16. Use of any compound of formula (I) as defined in any one of claims 1 to 10, or at least any compound as defined in claim 11, or any pharmaceutically acceptable salt thereof, in the preparation of a medicament for the treatment and / or prevention of diseases selected from: cognitive deficits associated with Down syndrome; Alzheimer's disease and related diseases; dementia; tau proteinosis; Parkinson's disease; Pick's disease; CDKL5 deficiency disorder; McDermead syndrome; autism; type 1 and type 2 diabetes; abnormal folic acid and methionine metabolism; knee osteoarthritis; Duchenne muscular dystrophy; brain cancer. Leukemia, squamous cell carcinoma of the head and neck, pancreatic cancer, prostate cancer, gastrointestinal cancer, breast cancer, tissue cancer, Hedgehog / GLI-dependent cancer, liver cancer, and viral infections caused by human immunodeficiency virus type 1, human cytomegalovirus, influenza A, herpesvirus, rhesus monkey cytomegalovirus, varicella-zoster virus, herpes simplex virus, hepatitis C virus, chikungunya virus, dengue virus, influenza virus and severe acute respiratory syndrome coronavirus, cytomegalovirus and human papillomavirus; neuroinflammation; anemia; malaria, leishmaniasis, Chagas disease and sleeping sickness, and bovine diseases caused by single-celled pathogens; and for regulating body temperature.

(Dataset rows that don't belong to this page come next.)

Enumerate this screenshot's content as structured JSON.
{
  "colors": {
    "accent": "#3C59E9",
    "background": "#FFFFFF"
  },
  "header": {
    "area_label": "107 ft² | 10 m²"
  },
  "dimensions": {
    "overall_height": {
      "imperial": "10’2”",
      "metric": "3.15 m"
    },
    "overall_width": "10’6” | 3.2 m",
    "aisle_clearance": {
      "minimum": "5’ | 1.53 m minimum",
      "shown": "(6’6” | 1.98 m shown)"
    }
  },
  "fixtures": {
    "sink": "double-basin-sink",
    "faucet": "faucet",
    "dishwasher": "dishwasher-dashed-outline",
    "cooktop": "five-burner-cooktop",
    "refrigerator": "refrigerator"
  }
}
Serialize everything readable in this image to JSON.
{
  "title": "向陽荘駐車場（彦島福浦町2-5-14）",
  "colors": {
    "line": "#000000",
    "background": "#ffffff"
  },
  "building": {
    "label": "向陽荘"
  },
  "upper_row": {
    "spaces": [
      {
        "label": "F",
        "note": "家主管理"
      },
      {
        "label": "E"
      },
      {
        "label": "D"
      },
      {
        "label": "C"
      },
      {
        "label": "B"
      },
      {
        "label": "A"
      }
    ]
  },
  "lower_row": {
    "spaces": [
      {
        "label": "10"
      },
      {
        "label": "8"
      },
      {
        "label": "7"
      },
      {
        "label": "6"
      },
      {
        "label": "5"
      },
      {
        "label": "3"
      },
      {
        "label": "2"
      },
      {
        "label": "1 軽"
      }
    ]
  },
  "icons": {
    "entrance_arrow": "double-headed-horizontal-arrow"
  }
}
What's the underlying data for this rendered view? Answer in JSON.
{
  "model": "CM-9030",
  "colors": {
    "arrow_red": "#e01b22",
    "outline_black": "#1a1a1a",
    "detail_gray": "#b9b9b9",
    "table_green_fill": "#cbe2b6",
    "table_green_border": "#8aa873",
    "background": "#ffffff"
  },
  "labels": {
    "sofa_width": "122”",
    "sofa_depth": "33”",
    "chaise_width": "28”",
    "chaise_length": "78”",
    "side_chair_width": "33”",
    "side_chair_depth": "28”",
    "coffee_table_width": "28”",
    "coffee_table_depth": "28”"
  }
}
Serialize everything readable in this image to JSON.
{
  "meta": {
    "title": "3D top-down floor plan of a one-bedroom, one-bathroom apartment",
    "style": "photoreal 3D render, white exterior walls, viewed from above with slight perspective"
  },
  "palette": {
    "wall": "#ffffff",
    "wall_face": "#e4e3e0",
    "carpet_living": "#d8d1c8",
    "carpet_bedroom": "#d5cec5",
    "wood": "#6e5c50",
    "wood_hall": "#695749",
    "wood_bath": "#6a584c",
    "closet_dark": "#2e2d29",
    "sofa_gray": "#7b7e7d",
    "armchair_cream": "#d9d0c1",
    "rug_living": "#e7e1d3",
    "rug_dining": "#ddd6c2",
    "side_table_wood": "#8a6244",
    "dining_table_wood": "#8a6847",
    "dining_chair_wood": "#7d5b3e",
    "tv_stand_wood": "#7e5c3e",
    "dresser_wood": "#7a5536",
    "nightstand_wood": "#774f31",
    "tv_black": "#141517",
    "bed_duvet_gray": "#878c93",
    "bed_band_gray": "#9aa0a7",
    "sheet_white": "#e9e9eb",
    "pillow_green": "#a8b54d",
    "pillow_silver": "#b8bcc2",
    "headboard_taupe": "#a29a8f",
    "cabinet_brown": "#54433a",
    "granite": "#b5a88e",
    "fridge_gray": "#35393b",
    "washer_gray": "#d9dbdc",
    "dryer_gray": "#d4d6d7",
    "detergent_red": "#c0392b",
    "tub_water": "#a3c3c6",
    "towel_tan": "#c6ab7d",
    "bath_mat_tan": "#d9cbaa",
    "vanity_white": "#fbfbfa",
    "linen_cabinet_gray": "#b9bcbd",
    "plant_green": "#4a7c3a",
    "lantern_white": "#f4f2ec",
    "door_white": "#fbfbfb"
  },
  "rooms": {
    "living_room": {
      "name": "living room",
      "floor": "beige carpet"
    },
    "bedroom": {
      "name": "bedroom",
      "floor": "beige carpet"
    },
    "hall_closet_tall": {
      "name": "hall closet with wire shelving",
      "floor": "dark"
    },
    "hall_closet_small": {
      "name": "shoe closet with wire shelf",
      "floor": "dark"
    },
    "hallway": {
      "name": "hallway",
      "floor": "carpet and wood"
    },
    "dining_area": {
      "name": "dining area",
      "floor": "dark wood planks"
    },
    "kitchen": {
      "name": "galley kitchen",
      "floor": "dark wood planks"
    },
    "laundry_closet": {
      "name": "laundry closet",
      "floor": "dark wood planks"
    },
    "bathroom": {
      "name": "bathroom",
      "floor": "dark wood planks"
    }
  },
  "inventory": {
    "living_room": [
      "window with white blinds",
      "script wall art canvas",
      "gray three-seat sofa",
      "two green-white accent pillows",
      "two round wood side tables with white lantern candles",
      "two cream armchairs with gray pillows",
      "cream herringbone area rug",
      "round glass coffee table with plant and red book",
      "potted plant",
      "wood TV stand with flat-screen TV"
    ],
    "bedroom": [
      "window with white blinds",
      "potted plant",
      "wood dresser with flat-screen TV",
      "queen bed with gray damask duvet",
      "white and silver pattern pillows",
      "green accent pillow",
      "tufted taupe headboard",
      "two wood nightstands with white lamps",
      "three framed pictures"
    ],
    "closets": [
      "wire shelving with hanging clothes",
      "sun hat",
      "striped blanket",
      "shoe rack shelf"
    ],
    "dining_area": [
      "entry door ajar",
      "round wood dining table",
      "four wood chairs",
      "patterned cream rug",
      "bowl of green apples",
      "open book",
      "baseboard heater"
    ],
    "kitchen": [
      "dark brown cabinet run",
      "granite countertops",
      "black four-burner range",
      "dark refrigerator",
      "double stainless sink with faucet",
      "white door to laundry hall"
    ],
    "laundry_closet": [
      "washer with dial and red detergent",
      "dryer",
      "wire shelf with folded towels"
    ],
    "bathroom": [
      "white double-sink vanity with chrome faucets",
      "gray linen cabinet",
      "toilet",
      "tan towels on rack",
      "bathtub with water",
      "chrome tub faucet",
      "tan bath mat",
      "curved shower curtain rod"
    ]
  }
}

17. Use of any compound of formula (I) according to any one of claims 1 to 10 or any pharmaceutically acceptable salt thereof, or at least any compound as defined in claim 11 or any pharmaceutically acceptable salt thereof, in the preparation of a medicament for the treatment and / or prevention of diseases selected from: Down syndrome, Alzheimer's disease, dementia, tau protein disease, Parkinson's disease, Niemann-Pick type C disease, CDKL5 deficiency disorder, and Ferenc-McDermid syndrome and related cognitive and motor disorders, as well as type 1 and type 2 diabetes.